RapidFire AI RAG makes it easier to test these variations systematically — not by guesswork, but by experimentation and metrics-driven comparison. In other words, it turns RAG tuning into a science, not an art.
Dynamic Control and Automation
Another powerful innovation in RapidFire AI RAG is dynamic experiment control. From a single dashboard, users can pause, clone, and modify experiments on the fly — even while they’re running.
“If I’ve launched 16 configurations, I can prune the ones that aren’t working and inject new variations based on what I’m seeing,” Kumar explained. “I don’t have to start over or manually reconfigure clusters.”
This automation not only saves time but also improves resource efficiency.
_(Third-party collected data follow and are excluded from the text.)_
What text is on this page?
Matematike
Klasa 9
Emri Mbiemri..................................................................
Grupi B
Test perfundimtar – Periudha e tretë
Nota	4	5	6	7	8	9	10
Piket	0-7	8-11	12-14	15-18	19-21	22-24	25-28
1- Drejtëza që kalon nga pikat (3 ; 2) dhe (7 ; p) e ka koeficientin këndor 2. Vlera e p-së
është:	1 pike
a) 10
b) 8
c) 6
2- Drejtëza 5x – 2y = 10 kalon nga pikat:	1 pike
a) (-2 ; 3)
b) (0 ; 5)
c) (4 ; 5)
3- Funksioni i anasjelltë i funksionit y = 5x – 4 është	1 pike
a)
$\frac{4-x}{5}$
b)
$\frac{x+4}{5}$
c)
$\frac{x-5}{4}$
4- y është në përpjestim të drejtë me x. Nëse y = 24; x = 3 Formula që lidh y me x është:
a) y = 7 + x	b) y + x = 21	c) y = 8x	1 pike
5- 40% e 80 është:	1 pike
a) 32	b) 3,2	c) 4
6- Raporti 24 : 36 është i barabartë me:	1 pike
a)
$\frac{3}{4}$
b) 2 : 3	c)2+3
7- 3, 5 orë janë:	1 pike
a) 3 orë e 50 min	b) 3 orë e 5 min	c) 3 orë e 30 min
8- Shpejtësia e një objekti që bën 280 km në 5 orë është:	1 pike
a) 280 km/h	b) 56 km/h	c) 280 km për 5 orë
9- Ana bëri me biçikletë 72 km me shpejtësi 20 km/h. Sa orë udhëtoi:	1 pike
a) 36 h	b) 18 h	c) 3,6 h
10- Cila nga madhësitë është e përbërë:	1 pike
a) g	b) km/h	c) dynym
Whether using GPUs for open models or tokens for closed APIs, developers can make real-time trade-offs between cost, accuracy, and latency. For enterprises working under budget constraints, that flexibility is crucial.
Open Source and Interoperability
RapidFire AI’s open source approach is central to its mission. Kumar, who is also a professor at UC San Diego, emphasized the importance of transparency and collaboration in AI development.
“In academia, we love open source — but in industry, there are trade-offs,” he said. “We want to build on open ecosystems while still supporting enterprises that need reliability and service-level guarantees.”
That’s why RapidFire AI RAG supports both self-hosted and proprietary integrations, including APIs from OpenAI and Google. The company plans to offer both community-driven open source releases and supported enterprise versions for customers who need additional security or performance assurances.
Preparing Enterprises for Agentic AI
Looking ahead, Kumar sees RAG and context engineering as key stepping stones to more autonomous, agentic AI systems — models that can act on information and make decisions independently. But as enterprises scale up experimentation, governance and flexibility become just as important as innovation.
“Enterprises fear lock-in,” Kumar said. “They want control and the ability to swap vendors or models easily. Our framework supports that by letting you mix open and closed models, fine-tuning or inference workflows, all within the same stack.”
This adaptability extends across what RapidFire AI calls the “customization spectrum” — from prompt engineering to retrieval workflows, fine-tuning, and continued pre-training. The same engine powers each stage, so teams can evolve their AI strategy without switching tools.
Experimentation as the New Foundation of AI
The message behind RapidFire AI RAG is clear: in the next phase of enterprise AI, experimentation will define success. Models are no longer the only differentiator; the ability to test, adapt, and automate faster than competitors will determine who wins.
“Go try it yourself,” Kumar concluded. “Run it on your data. You’ll see the benefits.”